Crowfall is set in a universe where the gods have empowered champions – called crows – to stand against The Hunger, an undead army consuming hundreds of worlds. But unlike other MMOs, these dying worlds aren’t static, they’re temporary. ArtCraft Entertainment plans to host dozens of servers, each containing a procedurally generated world for a few months – until the crows complete their objectives or the world finally dies. At that point, players leave the planet’s husk with their spoils and find a new server with a procedurally generated world to play in.
Coleman describes the experience as a combination of MMORPGs with Civilization-styled strategy gameplay – right down to procedurally generated worlds. “When you come in the server you’re surrounded by Fog of War,” Coleman told The Escapist. “You have to scout out resources and weapons, and build fortifications, and lay siege to your neighbors, and your goal is literally to conquer that world before it is destroyed … So you can still keep the advancement that you gained, but you move on to the next campaign.”
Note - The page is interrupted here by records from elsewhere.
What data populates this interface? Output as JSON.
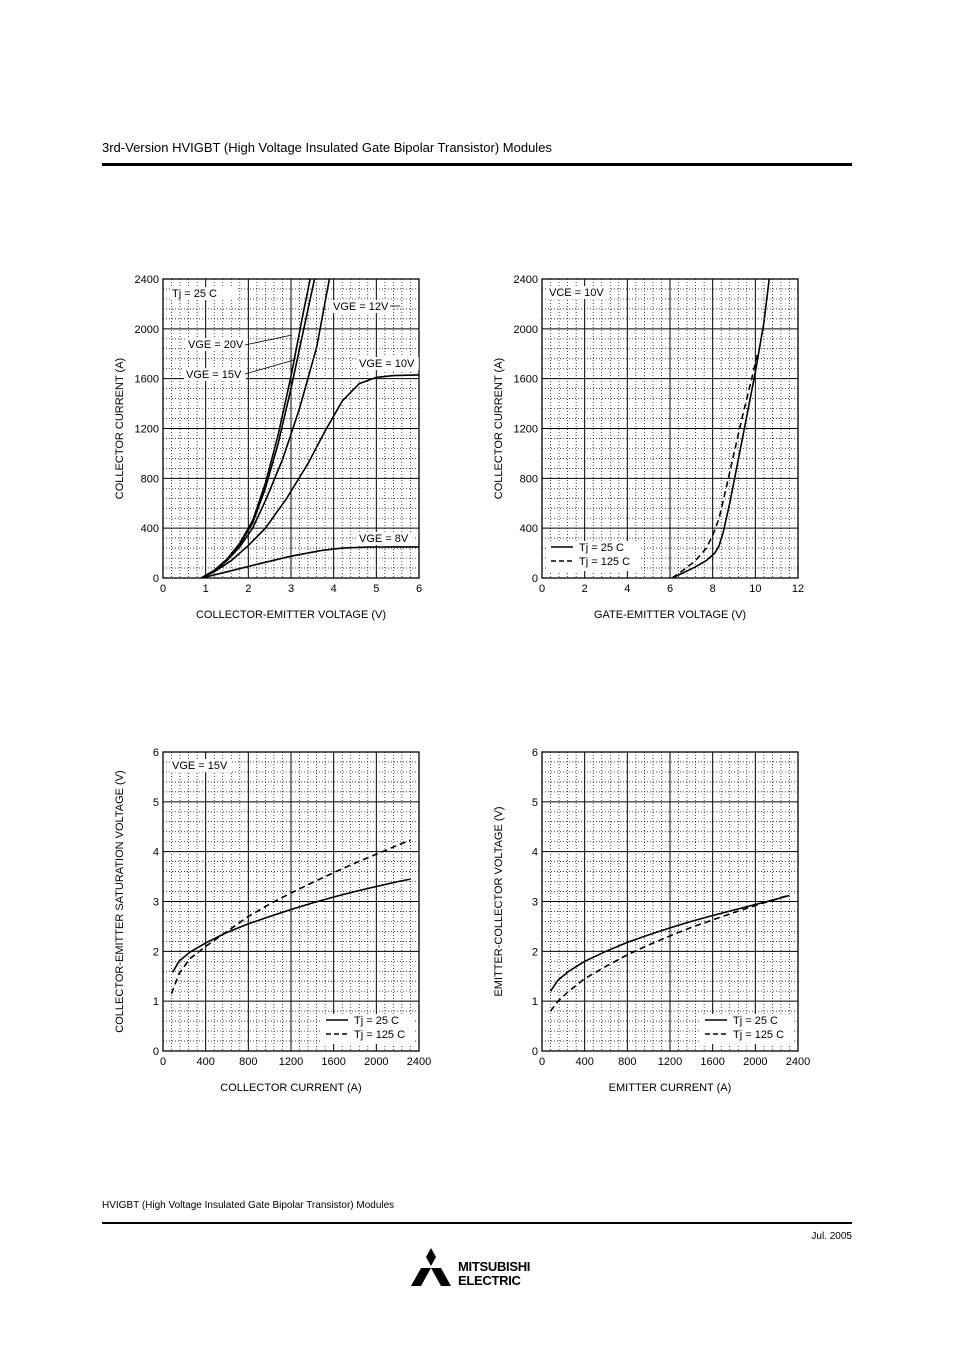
{
  "header": {
    "title": "3rd-Version HVIGBT (High Voltage Insulated Gate Bipolar Transistor) Modules"
  },
  "footer": {
    "title": "HVIGBT (High Voltage Insulated Gate Bipolar Transistor) Modules",
    "date": "Jul.  2005",
    "brand_line1": "MITSUBISHI",
    "brand_line2": "ELECTRIC"
  },
  "chart_data": [
    {
      "type": "line",
      "xlabel": "COLLECTOR-EMITTER VOLTAGE (V)",
      "ylabel": "COLLECTOR CURRENT (A)",
      "xlim": [
        0,
        6
      ],
      "ylim": [
        0,
        2400
      ],
      "xticks": [
        0,
        1,
        2,
        3,
        4,
        5,
        6
      ],
      "yticks": [
        0,
        400,
        800,
        1200,
        1600,
        2000,
        2400
      ],
      "grid": true,
      "annotations": [
        "Tj = 25  C",
        "VGE = 20V",
        "VGE = 15V",
        "VGE = 12V",
        "VGE = 10V",
        "VGE = 8V"
      ],
      "series": [
        {
          "name": "VGE = 20V",
          "style": "solid",
          "x": [
            0.9,
            1.2,
            1.5,
            1.8,
            2.1,
            2.4,
            2.7,
            3.0,
            3.3,
            3.45
          ],
          "y": [
            0,
            60,
            150,
            280,
            460,
            760,
            1150,
            1620,
            2150,
            2400
          ]
        },
        {
          "name": "VGE = 15V",
          "style": "solid",
          "x": [
            0.9,
            1.2,
            1.5,
            1.8,
            2.1,
            2.4,
            2.7,
            3.0,
            3.3,
            3.55
          ],
          "y": [
            0,
            60,
            150,
            270,
            440,
            720,
            1080,
            1520,
            2000,
            2400
          ]
        },
        {
          "name": "VGE = 12V",
          "style": "solid",
          "x": [
            0.9,
            1.2,
            1.5,
            1.8,
            2.1,
            2.4,
            2.8,
            3.2,
            3.6,
            3.9
          ],
          "y": [
            0,
            55,
            140,
            250,
            400,
            620,
            950,
            1360,
            1850,
            2400
          ]
        },
        {
          "name": "VGE = 10V",
          "style": "solid",
          "x": [
            0.9,
            1.2,
            1.6,
            2.0,
            2.4,
            2.9,
            3.4,
            3.8,
            4.2,
            4.6,
            5.0,
            5.4,
            6.0
          ],
          "y": [
            0,
            50,
            140,
            260,
            400,
            640,
            920,
            1180,
            1420,
            1560,
            1610,
            1625,
            1630
          ]
        },
        {
          "name": "VGE = 8V",
          "style": "solid",
          "x": [
            0.9,
            1.5,
            2.2,
            3.0,
            3.7,
            4.2,
            4.8,
            5.4,
            6.0
          ],
          "y": [
            0,
            50,
            110,
            175,
            220,
            240,
            248,
            250,
            250
          ]
        }
      ]
    },
    {
      "type": "line",
      "xlabel": "GATE-EMITTER VOLTAGE (V)",
      "ylabel": "COLLECTOR CURRENT (A)",
      "xlim": [
        0,
        12
      ],
      "ylim": [
        0,
        2400
      ],
      "xticks": [
        0,
        2,
        4,
        6,
        8,
        10,
        12
      ],
      "yticks": [
        0,
        400,
        800,
        1200,
        1600,
        2000,
        2400
      ],
      "grid": true,
      "annotations": [
        "VCE = 10V"
      ],
      "legend": [
        "Tj = 25  C",
        "Tj = 125  C"
      ],
      "series": [
        {
          "name": "Tj = 25  C",
          "style": "solid",
          "x": [
            6.1,
            6.6,
            7.2,
            7.7,
            8.1,
            8.3,
            8.5,
            8.8,
            9.2,
            9.6,
            10.0,
            10.4,
            10.65
          ],
          "y": [
            0,
            40,
            90,
            140,
            200,
            260,
            370,
            600,
            950,
            1300,
            1650,
            2050,
            2400
          ]
        },
        {
          "name": "Tj = 125  C",
          "style": "dashed",
          "x": [
            6.1,
            6.6,
            7.2,
            7.7,
            8.0,
            8.3,
            8.6,
            9.0,
            9.4,
            9.8,
            10.1
          ],
          "y": [
            0,
            60,
            140,
            240,
            340,
            480,
            700,
            1000,
            1300,
            1580,
            1800
          ]
        }
      ]
    },
    {
      "type": "line",
      "xlabel": "COLLECTOR CURRENT (A)",
      "ylabel": "COLLECTOR-EMITTER SATURATION VOLTAGE (V)",
      "xlim": [
        0,
        2400
      ],
      "ylim": [
        0,
        6
      ],
      "xticks": [
        0,
        400,
        800,
        1200,
        1600,
        2000,
        2400
      ],
      "yticks": [
        0,
        1,
        2,
        3,
        4,
        5,
        6
      ],
      "grid": true,
      "annotations": [
        "VGE = 15V"
      ],
      "legend": [
        "Tj = 25  C",
        "Tj = 125  C"
      ],
      "series": [
        {
          "name": "Tj = 25  C",
          "style": "solid",
          "x": [
            90,
            150,
            250,
            400,
            600,
            800,
            1000,
            1200,
            1400,
            1600,
            1800,
            2000,
            2200,
            2320
          ],
          "y": [
            1.58,
            1.8,
            1.98,
            2.17,
            2.38,
            2.55,
            2.7,
            2.84,
            2.97,
            3.09,
            3.2,
            3.3,
            3.4,
            3.45
          ]
        },
        {
          "name": "Tj = 125  C",
          "style": "dashed",
          "x": [
            80,
            150,
            250,
            400,
            600,
            800,
            1000,
            1200,
            1400,
            1600,
            1800,
            2000,
            2200,
            2320
          ],
          "y": [
            1.15,
            1.55,
            1.85,
            2.1,
            2.4,
            2.7,
            2.95,
            3.17,
            3.38,
            3.58,
            3.77,
            3.95,
            4.13,
            4.23
          ]
        }
      ]
    },
    {
      "type": "line",
      "xlabel": "EMITTER CURRENT (A)",
      "ylabel": "EMITTER-COLLECTOR VOLTAGE (V)",
      "xlim": [
        0,
        2400
      ],
      "ylim": [
        0,
        6
      ],
      "xticks": [
        0,
        400,
        800,
        1200,
        1600,
        2000,
        2400
      ],
      "yticks": [
        0,
        1,
        2,
        3,
        4,
        5,
        6
      ],
      "grid": true,
      "legend": [
        "Tj = 25  C",
        "Tj = 125  C"
      ],
      "series": [
        {
          "name": "Tj = 25  C",
          "style": "solid",
          "x": [
            80,
            150,
            250,
            400,
            600,
            800,
            1000,
            1200,
            1400,
            1600,
            1800,
            2000,
            2200,
            2320
          ],
          "y": [
            1.2,
            1.42,
            1.6,
            1.8,
            2.0,
            2.18,
            2.33,
            2.47,
            2.6,
            2.72,
            2.83,
            2.94,
            3.05,
            3.12
          ]
        },
        {
          "name": "Tj = 125  C",
          "style": "dashed",
          "x": [
            80,
            150,
            250,
            400,
            600,
            800,
            1000,
            1200,
            1400,
            1600,
            1800,
            2000,
            2200,
            2320
          ],
          "y": [
            0.8,
            1.0,
            1.2,
            1.45,
            1.7,
            1.93,
            2.13,
            2.31,
            2.48,
            2.63,
            2.78,
            2.92,
            3.05,
            3.13
          ]
        }
      ]
    }
  ]
}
In short, this means every single campaign world offers a vastly different experience. Each new server will present a fresh landscape where players build structures to defend territory and alter the environment to suit their needs. And unlike traditional MMOs, the usual two-army faction system will be dropped for more complex allegiances between gods and guilds. Combined, you can forget about subjective Horde vs. Alliance debates – teams will back up their preferences objectively through victory and failure. “One group wins and can say we won,” Coleman said. “It’s not an argument. It’s like ‘Nope, that group won, they are the tournament leaders and the Superbowl winners of 2014.'”
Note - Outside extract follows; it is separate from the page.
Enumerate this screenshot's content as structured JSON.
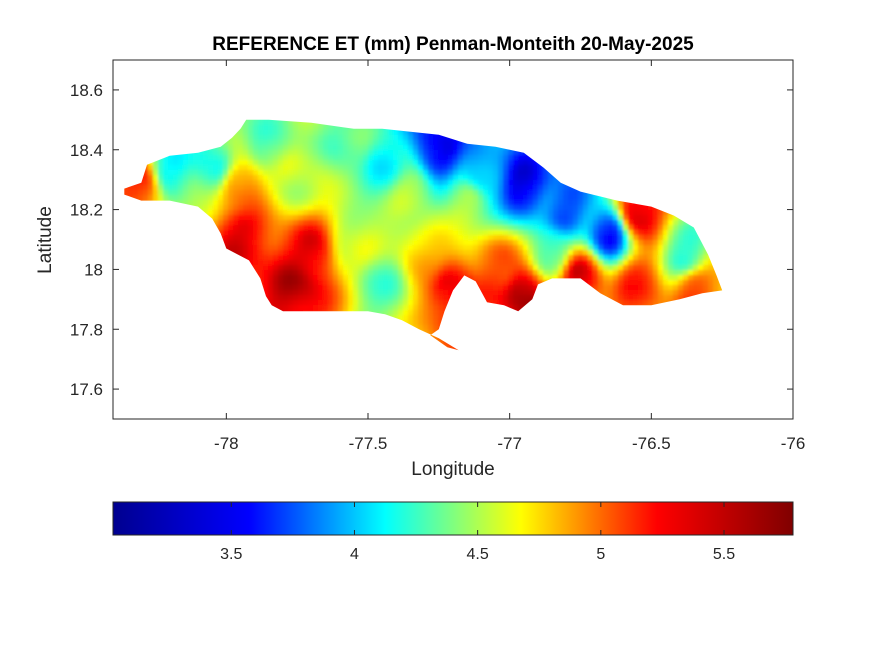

But campaigns are only one side of the game. The second half is established by the Eternal Kingdoms, player-run worlds that are permanent but have no native resources. Each player will be granted their own Eternal Kingdom, where resources earned from campaigns can be used to construct new structures. The twist is that players can be accepted into fellow Eternal Kingdoms and taxed to build a home on a land grant – almost like a feudal-based Minecraft. “The larger Eternal Kingdoms [will] have lots of people who are living there,” Walton said. “There’s going to be lots of economic activity, lots of socialization activity going on in these, lots of building activity going on.”
Campaign play and Eternal Kingdoms are meant to complement each other – players gather resources among the worlds and bring them home for sale and construction. But powerful players are perfectly free to hire others to gather resources for them. And since the economies are entirely player-run, simply developing your territory can become an experience all to itself. “Economic trading and building a mercantile empire,” Coleman said. “There. That could be somebody’s entire game and they could never go into the campaigns if they want to.”
When you are visiting the campaigns, Crowfall’s format lets players experience something few MMOs allow – custom rules. Outside of giving each world a distinctly visual style, each server will tweak Crowfall mechanics in various ways – sometimes subtly, other times obviously. One world may take the approach of traditional MMO rules, while others completely twist expectations. “You’ve seen ‘This is a PK server, this is a roleplaying server’,” Coleman explained. “But the idea of, okay this server has gunpowder… or this server has no magic, a no-magic zone… What will that do? And the neat thing about it is that since these are time-limited, we can do more experimentation. And if we screw up … alright, we just won’t do that one again.”